The old orchards with their sprawling, lichen covered branches were beautiful and must be an incredible haven for hundreds of species of insects. The trees looked like they had had a hard time, just as many fruit trees do after this year’s appalling weather. The ‘Mother Orchard’ is in its infancy still but it was such an inspiring place and I loved the apple sculpture giving a modern touch. Wellyman was rather more taken by the solar powered mower that was pootling about keeping the paths trimmed. A clever little creation that knew when its battery was running low and would take itself off to its little ‘kennel’ to get a recharge.
At the top of the orchard was a large barn that housed a cider press from the 19th century that had been relocated from Bovey Tracey in Devon, restored and ‘pressed’ into action. It can squeeze 1.5 tonnes of apple pulp in one go making 900 litres of apple juice.

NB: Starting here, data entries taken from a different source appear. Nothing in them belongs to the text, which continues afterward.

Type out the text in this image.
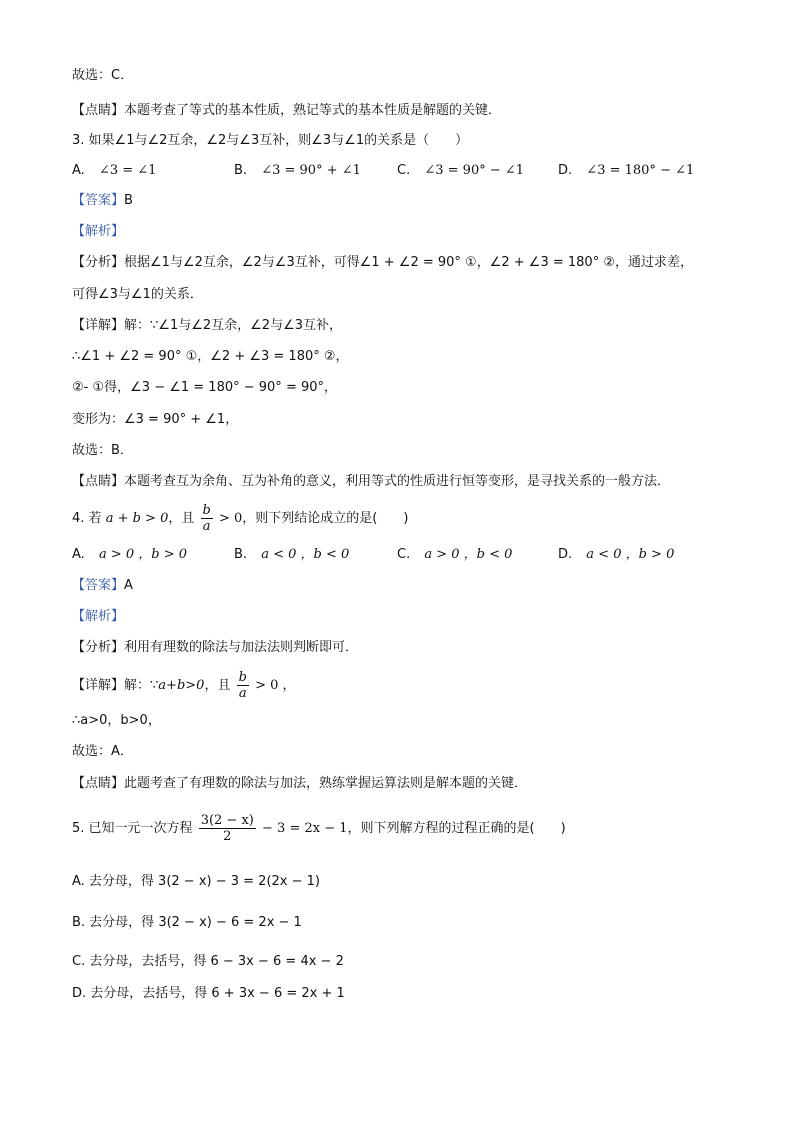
故选：C．
【点睛】本题考查了等式的基本性质，熟记等式的基本性质是解题的关键．
3. 如果∠1与∠2互余，∠2与∠3互补，则∠3与∠1的关系是（　　）
A. ∠3 = ∠1	B. ∠3 = 90° + ∠1	C. ∠3 = 90° − ∠1	D. ∠3 = 180° − ∠1
【答案】B
【解析】
【分析】根据∠1与∠2互余，∠2与∠3互补，可得∠1 + ∠2 = 90° ①，∠2 + ∠3 = 180° ②，通过求差，
可得∠3与∠1的关系．
【详解】解：∵∠1与∠2互余，∠2与∠3互补，
∴∠1 + ∠2 = 90° ①，∠2 + ∠3 = 180° ②，
②- ①得，∠3 − ∠1 = 180° − 90° = 90°，
变形为：∠3 = 90° + ∠1，
故选：B．
【点睛】本题考查互为余角、互为补角的意义，利用等式的性质进行恒等变形，是寻找关系的一般方法．
4. 若 a + b > 0，且 $\frac{b}{a} > 0$，则下列结论成立的是(　　)
A. a > 0 ，b > 0	B. a < 0 ，b < 0	C. a > 0 ，b < 0	D. a < 0 ，b > 0
【答案】A
【解析】
【分析】利用有理数的除法与加法法则判断即可．
【详解】解：∵a+b>0，且 $\frac{b}{a} > 0$ ，
∴a>0，b>0，
故选：A．
【点睛】此题考查了有理数的除法与加法，熟练掌握运算法则是解本题的关键．
5. 已知一元一次方程 $\frac{3(2 - x)}{2} - 3 = 2x - 1$，则下列解方程的过程正确的是(　　)
A. 去分母，得 3(2 − x) − 3 = 2(2x − 1)
B. 去分母，得 3(2 − x) − 6 = 2x − 1
C. 去分母，去括号，得 6 − 3x − 6 = 4x − 2
D. 去分母，去括号，得 6 + 3x − 6 = 2x + 1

There were a few barrels dotted about and Wellyman spotted one that looked like it was in use. Easing the plug out of the barrel we had a sniff and I was nearly floored by the potency of the liquor inside. Wellyman, on the other hand, is made of sterner stuff.
The visit was special for another reason. Some of my family, long before I was born used to live in a small Cornish fishing village not far away. When the fishing industry went into decline at the end of the 19th century and work was hard to find many moved to Plymouth to work in the large naval dockyard and that is what my ancestors did. This is an area they would have known well which added another element, knowing that they would have seen this area in its heyday.
Cotehele has another claim to fame and that is the everlasting garland that is created from over 30,000 flowers grown on the estate which is then hung in the hall. Visitors from November can see the garland being constructed by National trust staff and then see it hanging in place from December. I have yet to see this spectacular but hopefully I’ll time my next visit for winter.